1 Answer

Thehennyy · Answer 1 · 2024-07-23T11:07:48+0000

Answer:

0.486 cm/min

Explanation:

Connected rates of change refers to the relationship between the rates at which two or more variables are changing with respect to a common independent variable.

A derivative represents the rate of change of a function with respect to its independent variable. So, when something changes over time, the derivative is d/dt of that variable.

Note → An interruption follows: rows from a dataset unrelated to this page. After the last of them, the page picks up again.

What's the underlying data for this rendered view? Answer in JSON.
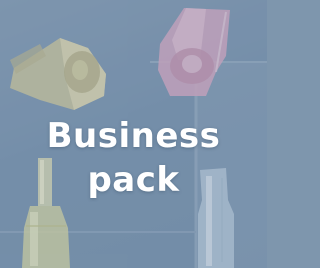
{
  "tile": {
    "title_line1": "Business",
    "title_line2": "pack"
  },
  "colors": {
    "background": "#7590aa",
    "gold_cap": "#d8cf9a",
    "pink_bottle": "#d5a6be",
    "text": "#ffffff"
  }
}
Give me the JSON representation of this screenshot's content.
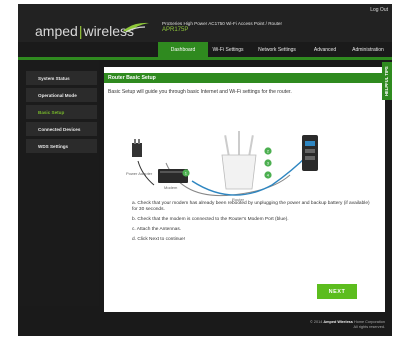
{
  "header": {
    "logo_left": "amped",
    "logo_right": "wireless",
    "product_name": "ProSeries High Power AC1750 Wi-Fi Access Point / Router",
    "product_model": "APR175P",
    "logout_label": "Log Out"
  },
  "nav": {
    "tabs": [
      {
        "label": "Dashboard"
      },
      {
        "label": "Wi-Fi Settings"
      },
      {
        "label": "Network Settings"
      },
      {
        "label": "Advanced"
      },
      {
        "label": "Administration"
      }
    ]
  },
  "sidebar": {
    "items": [
      {
        "label": "System Status"
      },
      {
        "label": "Operational Mode"
      },
      {
        "label": "Basic Setup"
      },
      {
        "label": "Connected Devices"
      },
      {
        "label": "WDS Settings"
      }
    ]
  },
  "content": {
    "title": "Router Basic Setup",
    "intro": "Basic Setup will guide you through basic Internet and Wi-Fi settings for the router.",
    "diagram": {
      "power_label": "Power Adapter",
      "modem_label": "Modem",
      "router_label": "Router",
      "badges": [
        "1",
        "2",
        "3",
        "4"
      ]
    },
    "steps": [
      "a. Check that your modem has already been rebooted by unplugging the power and backup battery (if available) for 30 seconds.",
      "b. Check that the modem is connected to the Router's Modem Port (blue).",
      "c. Attach the Antennas.",
      "d. Click Next to continue!"
    ],
    "next_label": "NEXT"
  },
  "helpful_tips": "HELPFUL TIPS",
  "footer": {
    "brand": "Amped Wireless",
    "line1_prefix": "© 2014",
    "line1_suffix": "Home Corporation",
    "line2": "All rights reserved."
  },
  "colors": {
    "accent": "#2f8a1f",
    "button": "#5cbd1e",
    "background": "#1a1a1a"
  }
}
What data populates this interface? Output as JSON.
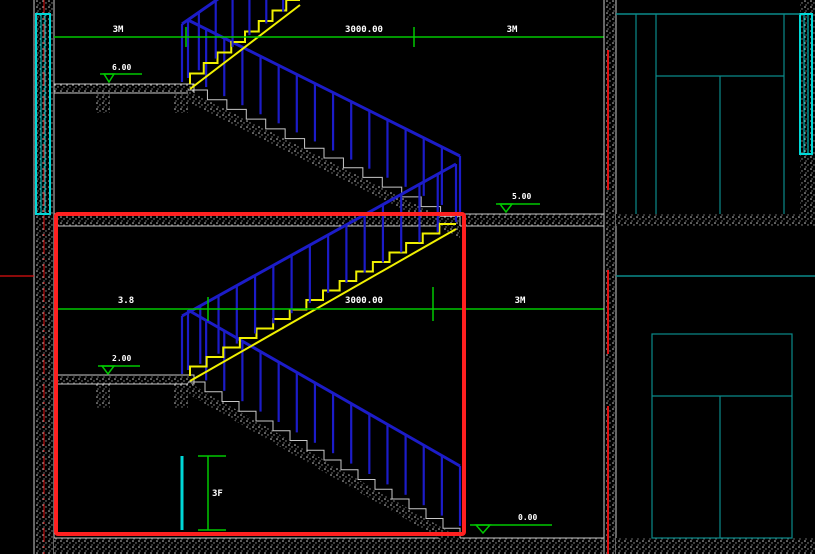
{
  "dimensions": {
    "upper": [
      "3M",
      "3000.00",
      "3M"
    ],
    "lower": [
      "3.8",
      "3000.00",
      "3M"
    ],
    "vertical": "3F"
  },
  "levels": {
    "upper_landing": "6.00",
    "upper_floor": "5.00",
    "lower_landing": "2.00",
    "lower_floor": "0.00"
  },
  "colors": {
    "background": "#000000",
    "wall_hatch": "#c8c8c8",
    "railing": "#1c1cc8",
    "step_line": "#f0f000",
    "dimension": "#00c800",
    "window": "#00d8d8",
    "axis_red": "#e01010",
    "frame_teal": "#0a8a8a",
    "highlight": "#ff2020"
  }
}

The area of a triangle is given by:

A=(1)/(2)bh

where:

A is the area.
b is the base.
h is the height (altitude).

Given that the altitude (h) of a triangle is increasing at a rate of 2 cm/min, then this can be expressed as:

$\frac{\text{d}h}{\text{d}t}=2\; \sf cm/min$

Given that the area of the triangle is increasing at a rate of 4.5 cm²/min, then this can be expressed as:

$\frac{\text{d}A}{\text{d}t}=4.5\; \sf cm^2/min$

To determine the rate at which the base (b) of the triangle is changing, we need to find db/dt. To do this, begin by differentiating the equation for the area of a triangle with respect to t.

Place d/dt in front of each term of the equation for area:

$\frac{\text{d}}{\text{d}t}\left(A\right)=\frac{\text{d}}{\text{d}t}\left((1)/(2)bh\right)$

Take out the constant on the right side:

$\frac{\text{d}A}{\text{d}t}=(1)/(2)\cdot \frac{\text{d}}{\text{d}t}\left(bh\right)$

Use the product rule to differentiate bh with respect to t:

$\frac{\text{d}A}{\text{d}t}=(1)/(2)\cdot \left(b\cdot \frac{\text{d}h}{\text{d}t}+h\cdot \frac{\text{d}b}{\text{d}t}\right)$

Now, substitute the given values of dA/dt and dh/dt into the equation:

$4.5=(1)/(2)\cdot \left(b\cdot 2+h\cdot \frac{\text{d}b}{\text{d}t}\right)$

Simplify and rearrange to isolate db/dt:

$4.5=b+(h)/(2)\cdot \frac{\text{d}b}{\text{d}t}$

$4.5-b=(h)/(2)\cdot \frac{\text{d}b}{\text{d}t}$

$2(4.5-b)=h\cdot \frac{\text{d}b}{\text{d}t}$

$(2(4.5-b))/(h)=\frac{\text{d}b}{\text{d}t}$

$\frac{\text{d}b}{\text{d}t}=(2(4.5-b))/(h)$

$\frac{\text{d}b}{\text{d}t}=(9-2b)/(h)$

As we need db/dt in terms of h and A, we can rearrange the equation for the area of the triangle to isolate b, then substitute this into the equation for db/dt:

$A=(1)/(2)bh\implies b=(2A)/(h)$

Therefore:

$\frac{\text{d}b}{\text{d}t}=(9-2\left((2A)/(h)\right))/(h)$

$\frac{\text{d}b}{\text{d}t}=(9h-4A)/(h^2)$

Finally, to determine the rate at which the base (b) of the triangle is changing when the altitude is 11.5 cm and the area is 98 cm², substitute h = 11.5 and A = 9.8 into the equation for db/dt:

$\frac{\text{d}b}{\text{d}t}=(9(11.5)-4(9.8))/((11.5)^2)$